Este lunes, en 'Herrera en COPE', preguntamos a nuestros fósforos por aquellos tesoros que se han encontrado por la calle y que, por un motivo u otro, han decidido quedarse. Uno de los testimonios protagonistas es el de Pepe, un oyente de Sevilla que ha compartido con Alberto Herrera su insólita afición: recoger objetos abandonados en la calle para darles una nueva vida, encontrando auténticos tesoros que han dejado boquiabiertos a los colaboradores del programa. Pepe, un "cofrade sevillano", según se define, ha explicado cómo encontró una pieza de mobiliario sacro. "Yo voy por una calle céntrica de Sevilla, y de pronto veo como una especie de armario", ha explicado. Para su sorpresa, se trataba de un confesionario maravilloso que alguien había abandonado, y supo que no podía dejarlo allí. La logística para rescatarlo fue toda una aventura. "Llamé a mi compadre, que está tan loco como yo, y le dije: ponle la baca y vente acá", ha relatado. Mientras esperaba, se sentó dentro del confesionario en plena calle para que nadie se lo llevara. Finalmente, la pieza fue donada a la iglesia de Santa Marina, ya que, a pesar de tener una casa grande, "no me entraba el confesionario", ha explicado Pepe. Este no es un caso aislado en la vida de Pepe. Su casa está decorada con hallazgos como "una fabulosa araña en el salón" o "tres consolas doradas en oro fino", todo rescatado de contenedores. Para él, es una muestra de que "hoy en día, la gente no le da valor a nada", algo que aprovecha en sus paseos nocturnos por el casco antiguo de Sevilla con su perro. Pepe incluso ha identificado la mejor época para sus búsquedas. "El mes de septiembre es el mes que más tiran", ha asegurado, atribuyendo este fenómeno a que, tras las vacaciones, las mujeres deciden renovar la decoración de sus hogares. Además del testimonio de Pepe hemos podido escuchar las historias de otros fósforos. Una de ellas es María Teresa, quien hace más de 30 años encontró "una pulsera de diamantes" en una fiesta de Nochevieja.

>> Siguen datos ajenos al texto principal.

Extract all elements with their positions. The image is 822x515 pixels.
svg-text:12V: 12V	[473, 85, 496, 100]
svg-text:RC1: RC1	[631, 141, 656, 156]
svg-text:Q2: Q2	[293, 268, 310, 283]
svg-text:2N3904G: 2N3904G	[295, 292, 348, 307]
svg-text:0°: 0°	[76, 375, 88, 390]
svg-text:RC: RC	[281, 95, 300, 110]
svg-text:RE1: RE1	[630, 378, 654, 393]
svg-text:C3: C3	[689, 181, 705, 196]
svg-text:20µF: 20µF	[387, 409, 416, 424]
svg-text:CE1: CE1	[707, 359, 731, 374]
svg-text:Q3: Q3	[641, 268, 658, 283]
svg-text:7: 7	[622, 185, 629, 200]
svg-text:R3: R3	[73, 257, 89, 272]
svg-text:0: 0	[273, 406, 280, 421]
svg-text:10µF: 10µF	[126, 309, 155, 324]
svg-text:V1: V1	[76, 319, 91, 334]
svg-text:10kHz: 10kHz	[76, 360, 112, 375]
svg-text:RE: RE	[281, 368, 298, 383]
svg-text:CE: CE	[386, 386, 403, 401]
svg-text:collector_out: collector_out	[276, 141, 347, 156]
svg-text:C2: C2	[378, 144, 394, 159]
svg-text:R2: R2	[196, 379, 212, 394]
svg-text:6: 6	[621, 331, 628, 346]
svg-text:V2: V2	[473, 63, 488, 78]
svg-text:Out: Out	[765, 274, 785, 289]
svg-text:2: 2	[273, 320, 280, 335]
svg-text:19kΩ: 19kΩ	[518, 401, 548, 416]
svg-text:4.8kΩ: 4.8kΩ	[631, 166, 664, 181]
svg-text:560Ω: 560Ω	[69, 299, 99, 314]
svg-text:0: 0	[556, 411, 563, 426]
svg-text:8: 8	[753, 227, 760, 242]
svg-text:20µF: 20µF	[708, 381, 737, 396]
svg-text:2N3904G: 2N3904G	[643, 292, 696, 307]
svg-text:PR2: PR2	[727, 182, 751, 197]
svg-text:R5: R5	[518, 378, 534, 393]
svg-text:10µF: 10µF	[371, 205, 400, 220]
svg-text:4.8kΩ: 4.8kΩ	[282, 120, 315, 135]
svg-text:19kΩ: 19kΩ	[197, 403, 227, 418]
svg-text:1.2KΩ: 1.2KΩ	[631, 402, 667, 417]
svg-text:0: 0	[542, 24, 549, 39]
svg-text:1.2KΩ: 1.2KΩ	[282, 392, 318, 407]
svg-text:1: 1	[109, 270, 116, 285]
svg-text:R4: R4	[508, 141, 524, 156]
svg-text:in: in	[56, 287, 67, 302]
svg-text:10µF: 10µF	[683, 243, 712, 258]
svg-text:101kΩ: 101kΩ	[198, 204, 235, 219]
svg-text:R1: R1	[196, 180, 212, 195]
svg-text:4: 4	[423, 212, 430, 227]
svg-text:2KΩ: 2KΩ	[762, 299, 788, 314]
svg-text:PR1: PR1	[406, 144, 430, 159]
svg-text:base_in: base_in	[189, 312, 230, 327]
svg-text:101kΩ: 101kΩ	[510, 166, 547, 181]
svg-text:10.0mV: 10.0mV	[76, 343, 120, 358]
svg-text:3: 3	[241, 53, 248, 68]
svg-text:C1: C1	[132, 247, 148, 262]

A pesar de su intento por devolverla, "nunca me llamó nadie", por lo que conserva la joya como recuerdo de su honestidad. Por su parte, Carmen ha relatado cómo encontró "10.000 pesetas de los años 60" ocultas en el marco de un cuadro que recogió de la basura, mientras José Luis se topó con una bolsa que contenía "más de 100 películas de DVD", una colección que ahora guarda en casa sin saber muy bien qué hacer con ella, mostrando la variedad de objetos que la gente desecha.